As a not so interesting but pretty vivid side note, I got whacked in the face by a musette and now I'm sporting a nice bloody swollen lip....
Tomorrow, we continue the high mountain stages into more unchartered territory. We head into the far northwest corner of Catalunya over a demanding 212 km. The morning will come too fast with an early 10 am start after having a comfy 1 pm roll out over the past few days.
I hid from the camera today but here is a glimpse at the day:
The third stage of the "Volta" Ciclista a Catalunya, A.E. was a cold one, even with the altered route that kept us off the 2000-meter peaks and away from the alleged avalanche zones.
It didn’t do much to tone down this pack of top-notch climbers who were obviously itching to get into some harder climbs.
I got to take on some of those familiar roads around Girona again, but I can definitely say it was the fastest I’ve ever descended off the Col de Bracons!
I didn’t feel as strong as I’d hoped over the final climb but managed to rejoin the front group a few kilometers before the finish. Then a big crash tossed some chaos into the final moments.
Tomorrow’s stage will be a couple notches up from today’s regarding climbing and difficulty. Condition-wise, it will be another frigid one as we climb up to almost 2000 meters followed by a long downhill, which will likely include some icy, watery snow melt before a classic Catalunya finish at La Molina where the ski slopes are open and people will be looking at us wondering what in the world we are doing up there.
I have to admit, 11th place is tough.
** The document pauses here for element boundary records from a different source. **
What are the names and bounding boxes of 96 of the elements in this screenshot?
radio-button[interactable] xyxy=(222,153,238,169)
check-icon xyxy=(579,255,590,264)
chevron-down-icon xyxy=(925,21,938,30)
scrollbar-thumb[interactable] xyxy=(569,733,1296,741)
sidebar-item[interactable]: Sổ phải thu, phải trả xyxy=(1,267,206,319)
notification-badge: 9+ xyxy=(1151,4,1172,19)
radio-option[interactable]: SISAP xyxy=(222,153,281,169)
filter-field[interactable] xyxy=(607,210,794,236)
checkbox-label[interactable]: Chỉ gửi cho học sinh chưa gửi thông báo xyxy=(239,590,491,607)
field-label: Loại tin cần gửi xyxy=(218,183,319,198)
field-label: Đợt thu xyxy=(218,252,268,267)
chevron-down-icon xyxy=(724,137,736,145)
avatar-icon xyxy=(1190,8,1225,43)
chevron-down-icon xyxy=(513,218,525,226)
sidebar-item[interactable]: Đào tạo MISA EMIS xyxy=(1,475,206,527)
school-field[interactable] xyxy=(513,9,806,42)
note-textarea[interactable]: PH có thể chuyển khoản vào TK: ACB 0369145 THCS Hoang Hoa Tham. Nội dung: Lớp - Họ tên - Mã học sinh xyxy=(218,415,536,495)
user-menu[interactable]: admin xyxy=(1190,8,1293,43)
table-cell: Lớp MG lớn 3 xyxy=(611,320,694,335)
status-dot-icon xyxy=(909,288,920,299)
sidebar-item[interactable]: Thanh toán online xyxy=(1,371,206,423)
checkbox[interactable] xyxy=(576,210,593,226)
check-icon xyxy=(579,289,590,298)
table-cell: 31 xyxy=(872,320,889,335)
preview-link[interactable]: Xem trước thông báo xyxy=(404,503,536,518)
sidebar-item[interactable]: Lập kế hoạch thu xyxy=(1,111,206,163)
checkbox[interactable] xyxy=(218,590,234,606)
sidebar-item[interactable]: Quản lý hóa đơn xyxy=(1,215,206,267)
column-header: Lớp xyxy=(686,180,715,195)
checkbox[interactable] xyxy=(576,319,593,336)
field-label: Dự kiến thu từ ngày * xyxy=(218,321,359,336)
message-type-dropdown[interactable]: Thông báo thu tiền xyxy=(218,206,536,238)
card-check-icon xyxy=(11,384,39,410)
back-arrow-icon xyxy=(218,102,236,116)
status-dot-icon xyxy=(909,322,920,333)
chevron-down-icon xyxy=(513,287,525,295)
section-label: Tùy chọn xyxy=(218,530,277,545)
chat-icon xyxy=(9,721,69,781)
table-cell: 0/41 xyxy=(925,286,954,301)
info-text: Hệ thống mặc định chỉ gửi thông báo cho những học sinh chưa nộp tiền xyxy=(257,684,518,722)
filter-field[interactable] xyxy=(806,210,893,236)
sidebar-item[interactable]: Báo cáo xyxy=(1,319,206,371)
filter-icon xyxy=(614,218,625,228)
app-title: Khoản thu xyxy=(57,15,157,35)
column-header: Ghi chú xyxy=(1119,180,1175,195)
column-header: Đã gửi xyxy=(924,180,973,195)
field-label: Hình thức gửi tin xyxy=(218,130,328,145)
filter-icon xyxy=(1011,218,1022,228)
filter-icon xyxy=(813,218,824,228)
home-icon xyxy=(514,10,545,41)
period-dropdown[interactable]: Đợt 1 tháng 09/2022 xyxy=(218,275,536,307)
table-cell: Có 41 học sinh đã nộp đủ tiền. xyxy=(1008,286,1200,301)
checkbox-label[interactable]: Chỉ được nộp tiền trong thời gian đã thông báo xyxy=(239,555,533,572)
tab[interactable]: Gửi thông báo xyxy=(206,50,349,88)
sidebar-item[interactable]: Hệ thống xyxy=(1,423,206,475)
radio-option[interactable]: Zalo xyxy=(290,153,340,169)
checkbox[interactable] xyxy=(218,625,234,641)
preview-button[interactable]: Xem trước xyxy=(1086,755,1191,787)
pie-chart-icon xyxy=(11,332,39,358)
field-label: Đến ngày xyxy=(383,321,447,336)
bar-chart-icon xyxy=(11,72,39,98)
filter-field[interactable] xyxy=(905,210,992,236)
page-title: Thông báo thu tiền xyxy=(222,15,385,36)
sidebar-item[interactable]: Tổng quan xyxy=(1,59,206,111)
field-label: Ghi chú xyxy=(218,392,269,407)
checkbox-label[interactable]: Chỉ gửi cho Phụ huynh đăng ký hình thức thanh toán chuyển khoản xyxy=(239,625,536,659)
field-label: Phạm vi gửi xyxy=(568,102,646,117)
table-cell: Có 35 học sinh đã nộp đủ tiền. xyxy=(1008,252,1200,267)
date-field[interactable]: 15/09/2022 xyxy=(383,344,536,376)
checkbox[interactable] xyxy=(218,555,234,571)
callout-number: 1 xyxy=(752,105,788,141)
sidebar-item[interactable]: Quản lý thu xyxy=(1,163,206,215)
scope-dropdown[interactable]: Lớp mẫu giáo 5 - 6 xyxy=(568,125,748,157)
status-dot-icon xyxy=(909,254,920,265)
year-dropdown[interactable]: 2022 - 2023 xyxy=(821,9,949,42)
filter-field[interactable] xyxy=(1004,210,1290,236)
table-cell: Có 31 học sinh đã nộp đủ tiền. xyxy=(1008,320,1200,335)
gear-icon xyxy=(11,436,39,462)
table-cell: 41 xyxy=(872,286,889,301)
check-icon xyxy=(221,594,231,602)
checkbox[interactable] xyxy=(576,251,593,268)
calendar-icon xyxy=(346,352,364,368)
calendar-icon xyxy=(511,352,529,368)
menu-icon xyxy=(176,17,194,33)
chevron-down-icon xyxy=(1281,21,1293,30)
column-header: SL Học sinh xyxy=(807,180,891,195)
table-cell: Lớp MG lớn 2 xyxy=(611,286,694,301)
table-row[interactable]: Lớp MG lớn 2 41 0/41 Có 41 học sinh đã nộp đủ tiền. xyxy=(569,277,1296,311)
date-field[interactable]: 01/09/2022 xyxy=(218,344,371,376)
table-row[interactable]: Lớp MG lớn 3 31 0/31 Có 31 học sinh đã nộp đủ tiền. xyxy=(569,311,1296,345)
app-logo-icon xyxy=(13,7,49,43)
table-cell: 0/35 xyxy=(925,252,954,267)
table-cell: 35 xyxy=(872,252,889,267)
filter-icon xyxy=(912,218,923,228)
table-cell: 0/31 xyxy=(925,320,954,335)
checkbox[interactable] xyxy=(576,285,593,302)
Being that close to top 10 but just outside of it. I keep telling myself that it could be worse....it could be 12th.
We kicked off Stage 2 of the "Volta" Ciclista a Catalunya, A.E. with some strong headwinds. Combine that with the fact we all know there are some extremely difficult mountain stages around the corner, and we kept a pretty slow pace for the first few hours.
Things ramped up and got a bit dicey when we hit the crosswinds in the second half of the stage, but the always bending and undulating roads were never the right combo to cause splits, especially considering the teams here are stacked with climbers.
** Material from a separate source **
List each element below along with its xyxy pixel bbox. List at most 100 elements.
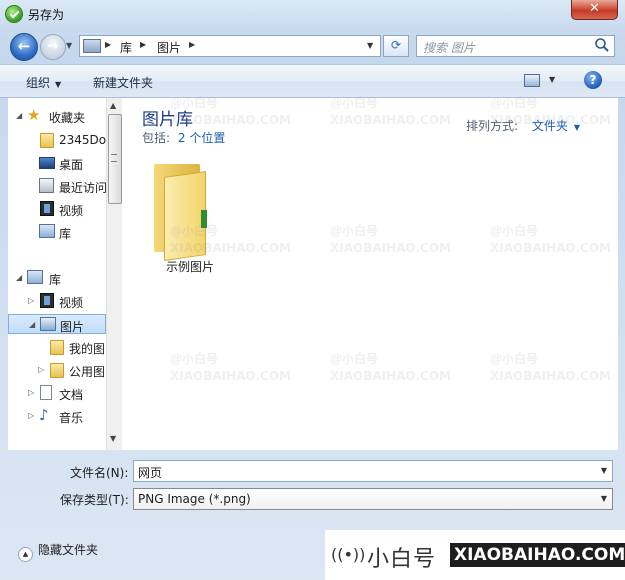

The final five-kilometer climb, which peaked 10 km before the finish, was a big effort on a wide sweeping road and I was once again reminded of the depth of the field at World Tour races. I was punching tickets of riders getting dropped for the final couple kilometers of the climb and digging deep to make it over with the front group.
We planned to help my BMC teammate Danilo Wyss in the sprint, but after seeing he wasn’t there, I thought I could give it a try. A technical final few km had me regretting not studying the roadbook more closely this morning but in my defense, the racebook maps look like they were drawn by a kindergartner, so it ends up being basically virtual recon.
I did my best to position myself and sprint and finished just outside the top 10 in 11th position. The next three days will be a massive load, especially with the frigid temps up in the Pyrenees. There’s talk of about rerouting some stages, but we haven’t heard any official word yet. Now that Spain’s favorite rider is leading the race, I’d say there is a better chance they'll decide to keep us slightly warmer and hopefully safer, but knowing Tejay is climbing great, I’m not sure how I feel about that.
The opening stage of the "Volta" Ciclista a Catalunya, A.E. was definitely enjoyable because it was a rare opportunity to race on some familiar roads around my European home in Girona. The spectacular coast sections are some of my favorites, and while we didn’t really have a chance to soak up the views, it's always nice to know where you are and what’s coming next.
Physically, the race rhythm took a bit of an adjustment after spending the past three weeks training. Fortunately, the profile and tactics were in line with this transition. But it only gets hillier, harder, and probably a lot colder from here, so I appreciate today as a good way to start.